Verifying Protection#

Branch Protection#

# Check branch protection exists
gh api repos/<org>/apis/branches/main/protection \
  --jq '{
    reviews: .required_pull_request_reviews.required_approving_review_count,
    codeowners: .required_pull_request_reviews.require_code_owner_reviews,
    status_checks: .required_status_checks.contexts
  }'

Expected output:

{
  "reviews": 1,
  "codeowners": true,
  "status_checks": ["validate"]
}

Tag Ruleset#

# List rulesets
gh api repos/<org>/apis/rulesets --jq '.[].name'
# → apx-tag-protection

# Verify tag push is blocked (should fail for non-admin users)
git tag test-protection && git push origin test-protection
# → remote: error: GH013: Repository rule violations found ...

Org Secrets#

gh secret list --org <org> | grep APX_
# → APX_APP_ID          Updated 2026-03-08
# → APX_APP_PRIVATE_KEY Updated 2026-03-08

Customization#

Stricter Branch Protection#

To also enforce rules on admins:

gh api repos/<org>/apis/branches/main/protection \
  --method PUT --input - <<'EOF'
{
  "required_status_checks": { "strict": true, "contexts": ["validate"] },
  "enforce_admins": true,
  "required_pull_request_reviews": {
    "required_approving_review_count": 2,
    "require_code_owner_reviews": true,
    "dismiss_stale_reviews": true
  },
  "restrictions": null
}
EOF

Adding More Status Checks#

If you add custom CI jobs (e.g., integration tests), add them to the required contexts:

gh api repos/<org>/apis/branches/main/protection \
  --method PUT --input - <<'EOF'
{
  "required_status_checks": {
    "strict": true,
    "contexts": ["validate", "integration-tests", "security-scan"]
  },
  "enforce_admins": false,
  "required_pull_request_reviews": {
    "required_approving_review_count": 1,
    "require_code_owner_reviews": true,
    "dismiss_stale_reviews": true
  },
  "restrictions": null
}
EOF

Scoped Tag Protection#

To protect only APX tag patterns while allowing other tags:

  1. Go to Settings → Rules → Rulesets → apx-tag-protection → Edit

  2. Change target from “All tags” to “Include by pattern”

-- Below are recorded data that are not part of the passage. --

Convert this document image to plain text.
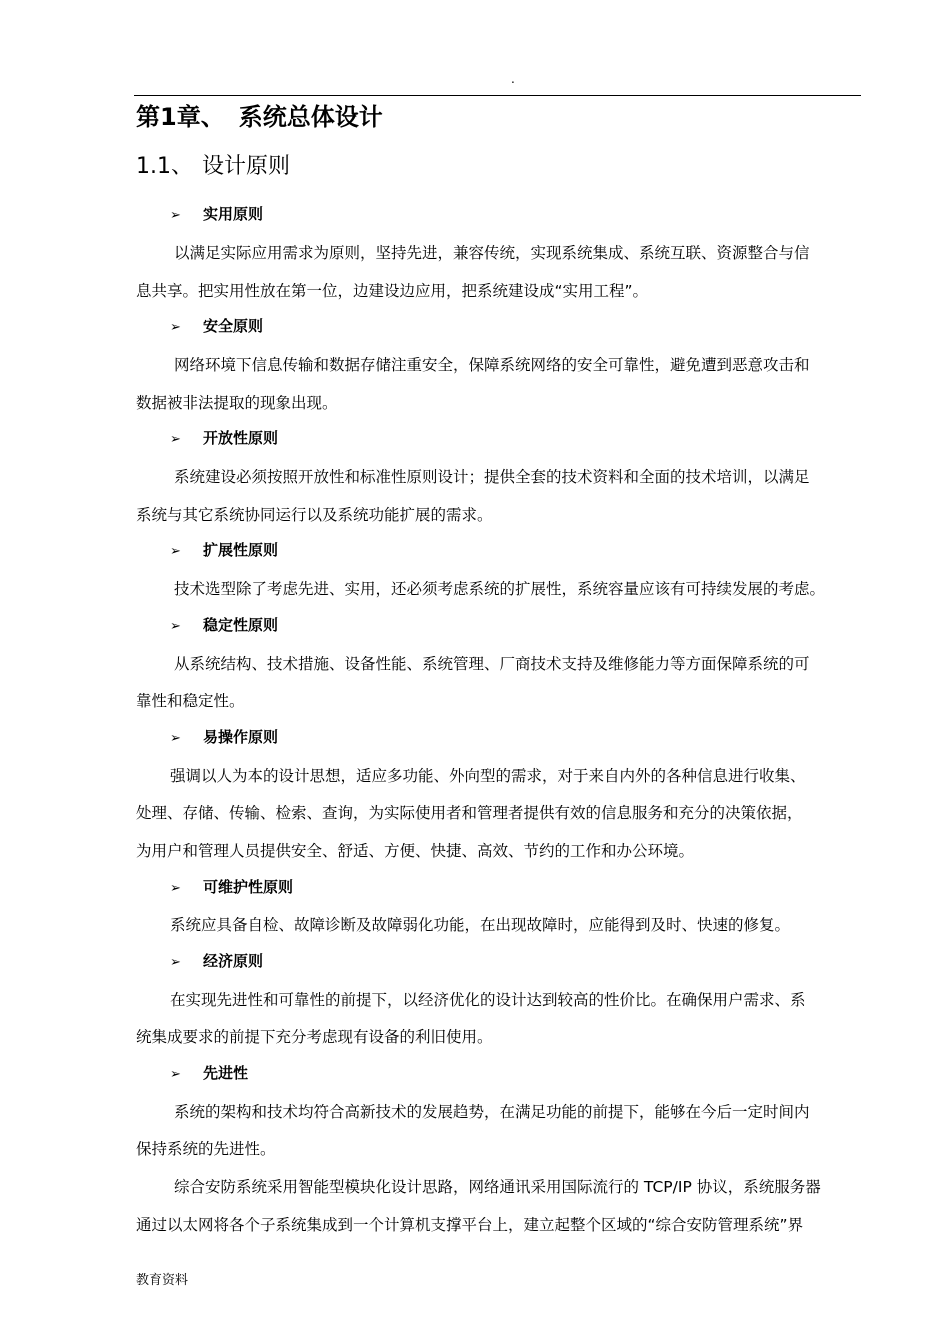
.
第1章、 系统总体设计
1.1、 设计原则
➢ 实用原则
以满足实际应用需求为原则，坚持先进，兼容传统，实现系统集成、系统互联、资源整合与信
息共享。把实用性放在第一位，边建设边应用，把系统建设成“实用工程”。
➢ 安全原则
网络环境下信息传输和数据存储注重安全，保障系统网络的安全可靠性，避免遭到恶意攻击和
数据被非法提取的现象出现。
➢ 开放性原则
系统建设必须按照开放性和标准性原则设计；提供全套的技术资料和全面的技术培训，以满足
系统与其它系统协同运行以及系统功能扩展的需求。
➢ 扩展性原则
技术选型除了考虑先进、实用，还必须考虑系统的扩展性，系统容量应该有可持续发展的考虑。
➢ 稳定性原则
从系统结构、技术措施、设备性能、系统管理、厂商技术支持及维修能力等方面保障系统的可
靠性和稳定性。
➢ 易操作原则
强调以人为本的设计思想，适应多功能、外向型的需求，对于来自内外的各种信息进行收集、
处理、存储、传输、检索、查询，为实际使用者和管理者提供有效的信息服务和充分的决策依据，
为用户和管理人员提供安全、舒适、方便、快捷、高效、节约的工作和办公环境。
➢ 可维护性原则
系统应具备自检、故障诊断及故障弱化功能，在出现故障时，应能得到及时、快速的修复。
➢ 经济原则
在实现先进性和可靠性的前提下，以经济优化的设计达到较高的性价比。在确保用户需求、系
统集成要求的前提下充分考虑现有设备的利旧使用。
➢ 先进性
系统的架构和技术均符合高新技术的发展趋势，在满足功能的前提下，能够在今后一定时间内
保持系统的先进性。
综合安防系统采用智能型模块化设计思路，网络通讯采用国际流行的 TCP/IP 协议，系统服务器
通过以太网将各个子系统集成到一个计算机支撑平台上，建立起整个区域的“综合安防管理系统”界
教育资料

  3. Add patterns: proto/**, openapi/**, avro/**, jsonschema/**, parquet/**

Troubleshooting#

“403 Forbidden” on Branch Protection#

You need admin access to the repository. Ask an org admin to run:

apx init canonical --org=<org> --repo=apis --setup-github

Or configure manually in the GitHub UI under Settings → Branches.

“admin:org scope” Error#

Your gh token needs the admin:org scope for org-level secrets:

gh auth refresh -h github.com -s admin:org

Tag Push Rejected#

If git push --tags fails with a ruleset violation, the tag protection is working correctly. Tags should only be created by CI via the on-merge.yml workflow. If you need to create a tag manually in an emergency, use an org admin account.

Stale Review Dismissal Confusion#

If approvals keep getting dismissed, it’s because dismiss_stale_reviews is enabled. Any new push to the PR requires re-approval. This is intentional — it prevents approving a PR and then pushing additional unreviewed changes.